Tuesday, January 09, 2007

It's one of those days

I'll continue with Matthew's Story-Part Two tomorrow, I have to stop for this. I'm obsessing, and I need the help of every political set of eyes reading this blog, every grieving mom, every lawyer, anyone out there. Read on...

I've been no where in blogland today (partially because bloglines can't pick up feeds today??), but mostly because I've been desperately reading federal legislation all day. The reason why; because this story appeared in The Toronto Star, about a woman who wants maternity and parental leave benefits extended to women who have high-risk pregnancies and babies in NICUs. She says the benefit doesn't exist, except that it DOES! And I'm having deja vu, the whiplash kind.

Many years ago, I found out that EI maternity and parental benefits were a mess for women who had lost babies, either through miscarriage, stillbirth or neonatal loss. I still remember the bureaucrat at HRDC who informed me that I could not receive parental benefits after my son died, because I "wasn't a parent".

Guess she didn't read my last post.

I was allowed sick leave benefits after a miscarriage, and maternity benefits after a stillbirth, but parental ones only if the baby lived, and then only for as long as he lived. Apparently, the day after your baby dies, you are considered "able" to go back to work. Yep, mourning takes just a day or two, and we're "over it." Or at least that was the explanation I got from the woman at the EI office. (Bet a few grieving mommybloggers have some opinions on this one, hmm?)

She was confused about why I was crying, and I was too broken emotionally to reply. (Looking back I wish I had hit her in the head with an anvil...ahh, the regrets we carry around---)

But back to legislation, months after I lost Matthew, I met the Minister for HRDC at the time, Jane Stewart, and ended up telling her the whole story. I had intended on being really professional but, instead cried in her arms. And she was great, really amazingly kind. I would crawl through barbed wire for that woman, now and forever.

And not just because she was kind, but because she ended up trying to help. A few years later, the govt. extended all maternity and parental benefits in Canada, which gave me and other women a little more time off for pregnancy, for living kids and the lost ones, to mourn and recover. Then a short while later, she introduced a new set of regulations, included in the budget bill in 2002 (so I know it passed into law) that allowed women to take an extra number of weeks off, for every week their child is hospitalized in a NICU, or any high-risk situation in that first year of life. One year of maternity leave had legally just been extended to two if a Doctor said you needed to be with your premature baby, or needed to use up your maternity leave while on bed rest with a high risk pregnancy.

I pitched it, I convinced her it needed to be passed, and a new program was created. The next time I saw the Minister, I wasn't very ministerially respectful, and I hugged the stuffing out of her! So what's the problem? I CAN'T FIND IT in the current EI Act, amendments or regs. It's gone, or it got folded into the idiotic 2004 Compassionate Leave Program, (6 weeks max. WTF is that?) or else a bureaucrat stuffed it into a desk and prayed no one would find it.

And God knows The Star as no interest in figuring out why their story wasn't complete.

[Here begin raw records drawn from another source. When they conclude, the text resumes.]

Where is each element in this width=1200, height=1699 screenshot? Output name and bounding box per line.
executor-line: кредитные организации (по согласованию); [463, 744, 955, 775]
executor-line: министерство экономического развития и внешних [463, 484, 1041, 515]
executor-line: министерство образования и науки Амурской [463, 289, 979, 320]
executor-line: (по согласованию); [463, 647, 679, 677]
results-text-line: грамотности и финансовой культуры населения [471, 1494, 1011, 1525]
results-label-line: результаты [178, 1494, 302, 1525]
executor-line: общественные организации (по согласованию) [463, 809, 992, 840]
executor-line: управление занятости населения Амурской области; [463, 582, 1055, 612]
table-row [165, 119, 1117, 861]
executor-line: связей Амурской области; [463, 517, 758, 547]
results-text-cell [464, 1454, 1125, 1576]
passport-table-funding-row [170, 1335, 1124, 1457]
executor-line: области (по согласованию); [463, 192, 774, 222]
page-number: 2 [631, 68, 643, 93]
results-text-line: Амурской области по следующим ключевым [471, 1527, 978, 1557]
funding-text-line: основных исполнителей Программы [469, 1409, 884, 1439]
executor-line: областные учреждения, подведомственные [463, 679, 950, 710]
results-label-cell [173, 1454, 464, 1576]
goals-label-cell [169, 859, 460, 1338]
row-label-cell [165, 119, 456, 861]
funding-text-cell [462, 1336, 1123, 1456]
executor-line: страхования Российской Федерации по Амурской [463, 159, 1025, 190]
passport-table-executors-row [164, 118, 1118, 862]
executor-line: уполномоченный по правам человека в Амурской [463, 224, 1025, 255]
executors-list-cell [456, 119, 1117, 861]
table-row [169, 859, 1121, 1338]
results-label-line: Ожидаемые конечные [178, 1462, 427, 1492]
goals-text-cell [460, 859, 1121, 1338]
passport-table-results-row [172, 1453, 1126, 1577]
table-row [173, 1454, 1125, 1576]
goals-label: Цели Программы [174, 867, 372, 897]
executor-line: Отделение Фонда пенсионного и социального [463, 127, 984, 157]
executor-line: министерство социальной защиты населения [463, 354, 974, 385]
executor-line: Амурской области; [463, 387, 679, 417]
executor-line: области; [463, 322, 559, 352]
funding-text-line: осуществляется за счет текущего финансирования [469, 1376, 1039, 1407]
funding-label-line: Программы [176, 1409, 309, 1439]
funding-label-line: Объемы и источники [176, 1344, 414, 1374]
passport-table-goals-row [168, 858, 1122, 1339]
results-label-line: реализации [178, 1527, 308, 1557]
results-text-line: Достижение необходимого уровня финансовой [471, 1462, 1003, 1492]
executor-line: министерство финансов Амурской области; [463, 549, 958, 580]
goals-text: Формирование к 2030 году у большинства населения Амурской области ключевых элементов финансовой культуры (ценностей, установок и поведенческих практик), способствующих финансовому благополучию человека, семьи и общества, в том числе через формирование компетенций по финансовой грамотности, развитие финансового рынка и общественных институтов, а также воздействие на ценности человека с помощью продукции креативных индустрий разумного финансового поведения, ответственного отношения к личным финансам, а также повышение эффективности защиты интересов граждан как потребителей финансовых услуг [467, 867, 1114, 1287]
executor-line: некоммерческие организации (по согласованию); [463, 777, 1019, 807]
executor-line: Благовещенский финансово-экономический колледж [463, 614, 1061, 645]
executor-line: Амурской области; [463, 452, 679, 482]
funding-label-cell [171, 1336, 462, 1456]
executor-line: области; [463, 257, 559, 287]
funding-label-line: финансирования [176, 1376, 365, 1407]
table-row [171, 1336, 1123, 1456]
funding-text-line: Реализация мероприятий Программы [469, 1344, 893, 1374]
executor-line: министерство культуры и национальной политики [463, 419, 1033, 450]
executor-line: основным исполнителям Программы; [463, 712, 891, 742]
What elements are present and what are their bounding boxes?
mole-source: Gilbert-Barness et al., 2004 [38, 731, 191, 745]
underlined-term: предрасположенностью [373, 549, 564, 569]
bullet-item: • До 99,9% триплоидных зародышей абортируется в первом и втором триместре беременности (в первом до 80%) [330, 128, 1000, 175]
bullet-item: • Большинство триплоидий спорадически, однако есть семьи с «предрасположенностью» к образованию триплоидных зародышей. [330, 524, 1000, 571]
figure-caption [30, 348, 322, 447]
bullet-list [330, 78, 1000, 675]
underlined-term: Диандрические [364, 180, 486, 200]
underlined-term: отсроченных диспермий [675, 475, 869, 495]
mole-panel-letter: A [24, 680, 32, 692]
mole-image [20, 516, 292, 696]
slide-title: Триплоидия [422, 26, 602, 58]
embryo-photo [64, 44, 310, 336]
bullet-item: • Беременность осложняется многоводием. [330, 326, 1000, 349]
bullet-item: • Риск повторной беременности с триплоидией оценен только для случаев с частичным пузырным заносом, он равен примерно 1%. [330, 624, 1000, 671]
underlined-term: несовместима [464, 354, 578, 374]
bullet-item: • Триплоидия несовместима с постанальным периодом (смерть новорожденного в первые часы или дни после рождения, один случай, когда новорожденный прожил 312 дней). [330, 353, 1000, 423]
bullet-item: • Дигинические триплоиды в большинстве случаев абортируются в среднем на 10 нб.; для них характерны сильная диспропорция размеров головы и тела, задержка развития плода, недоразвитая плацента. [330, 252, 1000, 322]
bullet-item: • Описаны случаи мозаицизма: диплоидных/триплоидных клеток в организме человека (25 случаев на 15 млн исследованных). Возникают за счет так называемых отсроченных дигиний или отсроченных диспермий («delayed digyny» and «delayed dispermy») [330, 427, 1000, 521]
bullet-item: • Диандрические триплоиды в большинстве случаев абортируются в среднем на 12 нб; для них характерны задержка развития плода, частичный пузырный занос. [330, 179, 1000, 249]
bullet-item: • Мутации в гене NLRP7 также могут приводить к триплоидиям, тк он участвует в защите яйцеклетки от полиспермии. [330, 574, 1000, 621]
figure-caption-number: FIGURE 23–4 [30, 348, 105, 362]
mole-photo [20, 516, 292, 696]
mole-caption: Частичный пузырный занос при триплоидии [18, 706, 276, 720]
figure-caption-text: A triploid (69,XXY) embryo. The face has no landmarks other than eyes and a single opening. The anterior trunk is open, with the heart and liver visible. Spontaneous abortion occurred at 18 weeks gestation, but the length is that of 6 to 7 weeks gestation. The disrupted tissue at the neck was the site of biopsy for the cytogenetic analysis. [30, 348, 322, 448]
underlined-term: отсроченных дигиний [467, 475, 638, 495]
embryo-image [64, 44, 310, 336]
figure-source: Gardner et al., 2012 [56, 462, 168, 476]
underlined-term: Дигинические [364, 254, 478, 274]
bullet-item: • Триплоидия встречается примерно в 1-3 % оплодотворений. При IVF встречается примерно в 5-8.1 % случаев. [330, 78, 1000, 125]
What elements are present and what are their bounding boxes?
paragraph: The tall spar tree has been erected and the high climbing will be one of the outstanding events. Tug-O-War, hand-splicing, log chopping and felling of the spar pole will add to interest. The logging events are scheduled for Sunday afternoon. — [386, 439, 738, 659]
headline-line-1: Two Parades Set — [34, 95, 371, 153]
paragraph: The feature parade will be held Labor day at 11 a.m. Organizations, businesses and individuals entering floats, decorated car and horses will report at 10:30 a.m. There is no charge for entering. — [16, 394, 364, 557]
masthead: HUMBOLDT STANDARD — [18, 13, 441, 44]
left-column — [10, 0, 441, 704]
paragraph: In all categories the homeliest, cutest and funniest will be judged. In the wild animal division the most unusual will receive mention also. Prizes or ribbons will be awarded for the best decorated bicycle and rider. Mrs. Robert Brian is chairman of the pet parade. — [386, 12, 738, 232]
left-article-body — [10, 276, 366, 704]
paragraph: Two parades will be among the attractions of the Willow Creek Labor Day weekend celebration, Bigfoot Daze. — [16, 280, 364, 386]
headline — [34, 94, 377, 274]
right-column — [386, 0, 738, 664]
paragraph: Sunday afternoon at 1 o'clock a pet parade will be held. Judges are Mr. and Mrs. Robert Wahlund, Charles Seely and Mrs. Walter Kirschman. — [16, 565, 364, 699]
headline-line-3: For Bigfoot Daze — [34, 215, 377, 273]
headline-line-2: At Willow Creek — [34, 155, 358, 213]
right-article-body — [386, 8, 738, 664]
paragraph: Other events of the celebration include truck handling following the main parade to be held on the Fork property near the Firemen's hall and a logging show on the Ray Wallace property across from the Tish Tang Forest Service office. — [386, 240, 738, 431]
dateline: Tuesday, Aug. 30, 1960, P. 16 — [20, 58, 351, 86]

Stephen Harper won't bother with this, and neither will most of the MPs I know. My eyes are blurred after staring at the screen for 6 hours straight, I'm exhausted. At this point, I've read dozens of Acts of Parliament, days worth of Hansard, and every regulation at HRDC. Any ideas? You're welcome to comment, link to me, or just email me, and help save a few mommies and premature babies.

1 comment:

  1. As a New Yorker, not much I can do but meditate for you and send positive beams your way.

    I couldn't get blogger to work for half the day yesterday, so maybe that's why bloglines was being so cantankerous.